| Course Synopsis |
This course focuses on two basic applications: Differential Calculus and Integral Calculus. Under these, we will study different techniques and some Fundamental theorems of calculus in multiple dimensions for example Stokes theorem, Divergence theorem, Greens theorem, Other topics of discussion are Limits and Continuity, Extreme values, Fourier series and Laplace transformations.
| Course Learning Outcomes |
Upon successful completion of this course, you should be able to:
- Determine Limits and Continuity of multi-variable function
- Evaluate Partial Differentiation and will know the related techniques.
- Apply the concept of Extreme-Values of multi-variable functions to real world problems.

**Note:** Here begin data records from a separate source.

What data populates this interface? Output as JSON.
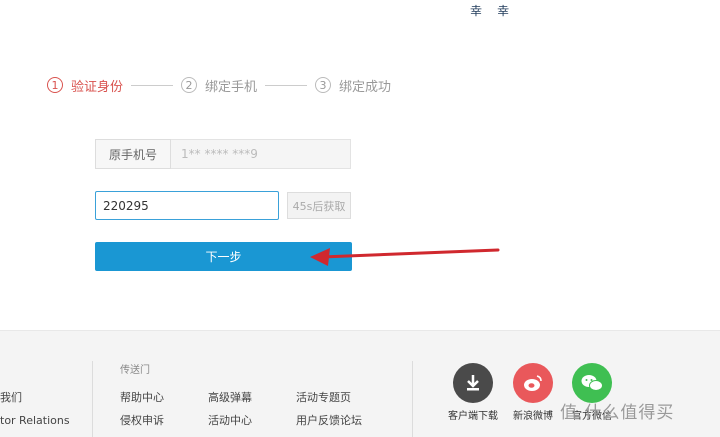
{
  "header": {
    "logo_fragment": [
      "幸",
      "幸"
    ]
  },
  "steps": [
    {
      "num": "1",
      "label": "验证身份",
      "active": true
    },
    {
      "num": "2",
      "label": "绑定手机",
      "active": false
    },
    {
      "num": "3",
      "label": "绑定成功",
      "active": false
    }
  ],
  "form": {
    "phone_label": "原手机号",
    "phone_value": "1** **** ***9",
    "code_value": "220295",
    "resend_label": "45s后获取",
    "next_label": "下一步"
  },
  "footer": {
    "left_items": [
      "我们",
      "tor Relations",
      ""
    ],
    "links_title": "传送门",
    "links": [
      "帮助中心",
      "高级弹幕",
      "活动专题页",
      "侵权申诉",
      "活动中心",
      "用户反馈论坛",
      "",
      "",
      ""
    ],
    "social": [
      {
        "label": "客户端下载",
        "color": "#4a4a4a",
        "icon": "download-icon"
      },
      {
        "label": "新浪微博",
        "color": "#e9585b",
        "icon": "weibo-icon"
      },
      {
        "label": "官方微信",
        "color": "#3fbf52",
        "icon": "wechat-icon"
      }
    ]
  },
  "watermark": "值 什么值得买"
}
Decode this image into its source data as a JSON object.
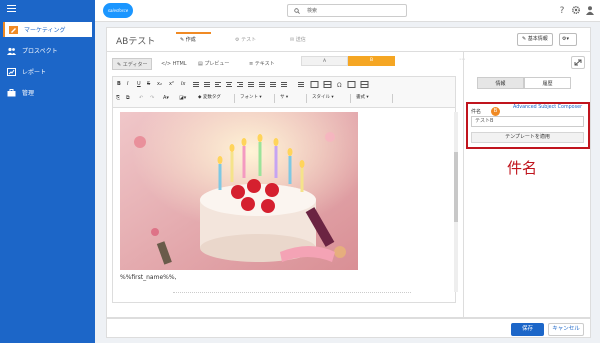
{
  "brand": {
    "logo_text": "salesforce pardot",
    "accent": "#1c66c8",
    "highlight": "#f08a24",
    "callout": "#c0141d"
  },
  "sidebar": {
    "items": [
      {
        "label": "マーケティング",
        "icon": "pencil-icon",
        "active": true
      },
      {
        "label": "プロスペクト",
        "icon": "people-icon",
        "active": false
      },
      {
        "label": "レポート",
        "icon": "chart-icon",
        "active": false
      },
      {
        "label": "管理",
        "icon": "briefcase-icon",
        "active": false
      }
    ]
  },
  "topbar": {
    "search_placeholder": "検索",
    "icons": [
      "help-icon",
      "gear-icon",
      "user-icon"
    ]
  },
  "header": {
    "title": "ABテスト",
    "tabs": [
      {
        "label": "作成",
        "icon": "edit-icon",
        "active": true
      },
      {
        "label": "テスト",
        "icon": "gear-icon"
      },
      {
        "label": "送信",
        "icon": "send-icon"
      }
    ],
    "basic_info_button": "基本情報"
  },
  "editor_tabs": [
    {
      "label": "エディター",
      "icon": "edit-icon",
      "active": true
    },
    {
      "label": "HTML",
      "icon": "code-icon"
    },
    {
      "label": "プレビュー",
      "icon": "document-icon"
    },
    {
      "label": "テキスト",
      "icon": "text-icon"
    }
  ],
  "variants": {
    "a": "A",
    "b": "B",
    "selected": "B"
  },
  "toolbar": {
    "row1": [
      "B",
      "I",
      "U",
      "S",
      "x₂",
      "x²",
      "Ix"
    ],
    "row2_labels": {
      "variable_tag": "変数タグ",
      "font": "フォント",
      "size": "サ",
      "style": "スタイル",
      "format": "書式"
    }
  },
  "editor_body": {
    "greeting": "%%first_name%%,"
  },
  "right_panel": {
    "tabs": [
      {
        "label": "情報",
        "active": true
      },
      {
        "label": "履歴",
        "active": false
      }
    ],
    "subject_label": "件名",
    "subject_badge": "B",
    "advanced_link": "Advanced Subject Composer",
    "subject_value": "テストB",
    "apply_template_button": "テンプレートを適用",
    "callout_text": "件名"
  },
  "footer": {
    "save": "保存",
    "cancel": "キャンセル"
  }
}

- Solve Double Integral for Cartesian and Polar co-ordinates and can do their inter-conversions
- Find Triple Integrals in rectangular, spherical and cylindrical co-ordinates.
- Apply Multiple Integrals for area and volume problems.
- Apply elementary operations on Vector-Valued function
- Compute arc-length and solve problems regarding change of parameter.
- Evaluate Line, Surface and Volume integral.
- State Green’s Theorem, Divergence Theorem and Stoke’s Theorem and show how these theorems are applied.
- Find Fourier Series of given periodic function.
- Solve problems related to Laplace Transformation.